When is it okay and when is it reprehensible to enjoy art from a controversial artist?
There is only one answer to all of these questions: It is entirely up to you.
You like what you like. You can enjoy any kind of art that you want to, regardless of whether you support the person who created it or not.
You are under no obligation to pretend that you don’t like something, or force yourself not to enjoy something that you once did, just because the person who created it establishes an opinion that you or other people don’t agree with and faceless usernames online tell you to.
Admittedly, it is true that by continuing to enjoy someone’s art, you do, in some regards, still support them. Your money does, in part, go to them.
This is enough for most people — or at least anonymous Twitter users — to cut the cord.

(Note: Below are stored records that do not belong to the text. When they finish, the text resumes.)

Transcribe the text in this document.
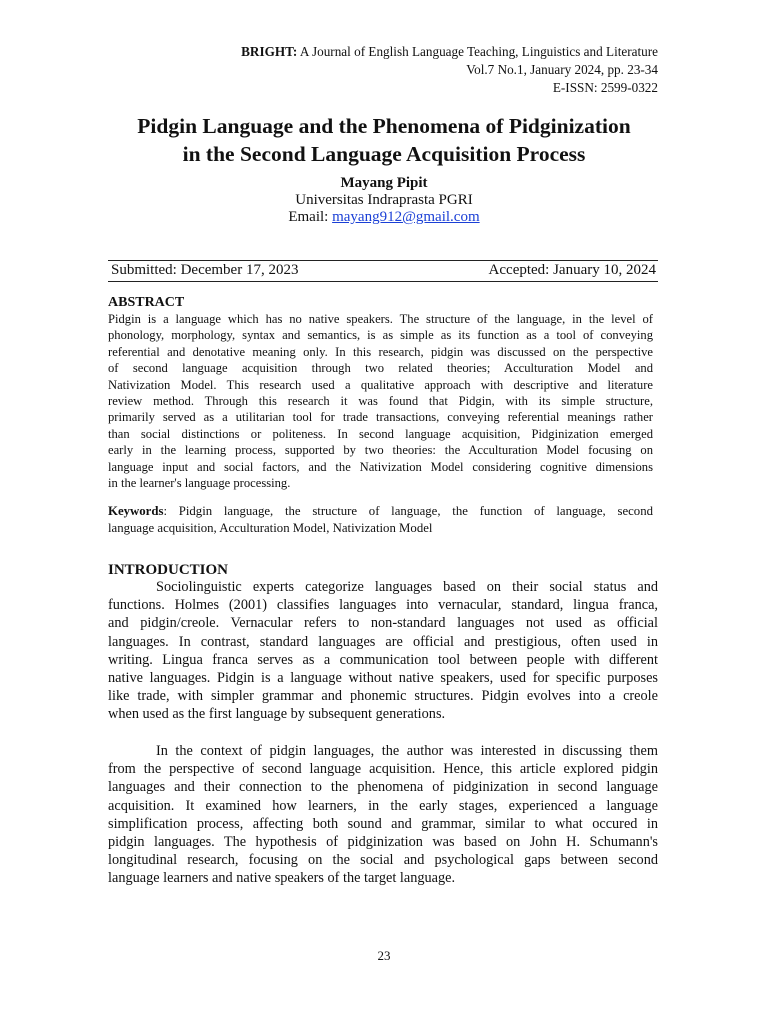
BRIGHT: A Journal of English Language Teaching, Linguistics and Literature
Vol.7 No.1, January 2024, pp. 23-34
E-ISSN: 2599-0322
Pidgin Language and the Phenomena of Pidginization
in the Second Language Acquisition Process
Mayang Pipit
Universitas Indraprasta PGRI
Email: mayang912@gmail.com
Submitted: December 17, 2023	Accepted: January 10, 2024
ABSTRACT
Pidgin is a language which has no native speakers. The structure of the language, in the level of
phonology, morphology, syntax and semantics, is as simple as its function as a tool of conveying
referential and denotative meaning only. In this research, pidgin was discussed on the perspective
of second language acquisition through two related theories; Acculturation Model and
Nativization Model. This research used a qualitative approach with descriptive and literature
review method. Through this research it was found that Pidgin, with its simple structure,
primarily served as a utilitarian tool for trade transactions, conveying referential meanings rather
than social distinctions or politeness. In second language acquisition, Pidginization emerged
early in the learning process, supported by two theories: the Acculturation Model focusing on
language input and social factors, and the Nativization Model considering cognitive dimensions
in the learner's language processing.
Keywords: Pidgin language, the structure of language, the function of language, second
language acquisition, Acculturation Model, Nativization Model
INTRODUCTION
Sociolinguistic experts categorize languages based on their social status and
functions. Holmes (2001) classifies languages into vernacular, standard, lingua franca,
and pidgin/creole. Vernacular refers to non-standard languages not used as official
languages. In contrast, standard languages are official and prestigious, often used in
writing. Lingua franca serves as a communication tool between people with different
native languages. Pidgin is a language without native speakers, used for specific purposes
like trade, with simpler grammar and phonemic structures. Pidgin evolves into a creole
when used as the first language by subsequent generations.
In the context of pidgin languages, the author was interested in discussing them
from the perspective of second language acquisition. Hence, this article explored pidgin
languages and their connection to the phenomena of pidginization in second language
acquisition. It examined how learners, in the early stages, experienced a language
simplification process, affecting both sound and grammar, similar to what occured in
pidgin languages. The hypothesis of pidginization was based on John H. Schumann's
longitudinal research, focusing on the social and psychological gaps between second
language learners and native speakers of the target language.
23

But truthfully, you probably have plenty of friends or relatives with different opinions than you. And you still support them, no?
In fact, let’s take a walk down memory lane and think about history — history is littered with monarchs, authors and philosophers whose viewpoints would be horrifying by our standards now.
How many people who shaped America held controversial opinions? As per “USA Today,” 41 out of 56 men who signed the Declaration of Independence were slave owners.
Should we just burn the document? Stop studying George Washington in history class?
The truth is, we, as a society, are solely responsible for constructing this ideal of a “celebrity.”
Celebrities are just as human as anyone else; they have no supreme authority or supernatural ability that forces the general public to put them on a pedestal and swallow everything they say. We do that on our own.
Sure, celebrities might sometimes need to be held to a higher standard insofar as the age of their audiences are concerned but they are just as righteous in expressing themselves and their own opinions as the rest of us.
There is no reason that you should be ashamed of liking something simply because you or other people don’t like the person who created it.
If you, or anyone else, can’t separate art from artist, or can’t escape seeing references to an artist’s opinions within the art, then it is your prerogative to support it or not.
And supporting an art, doesn’t inherently mean you support the artist as well. It is quite possible to enjoy art, but disagree with the artist.
And no one has the right to shame you for doing so.
Other people have the same right to avoid it as you have to enjoy it.
And in fact insofar as tolerance for other opinions is concerned I heartily encourage you to give art y controversial artists a try.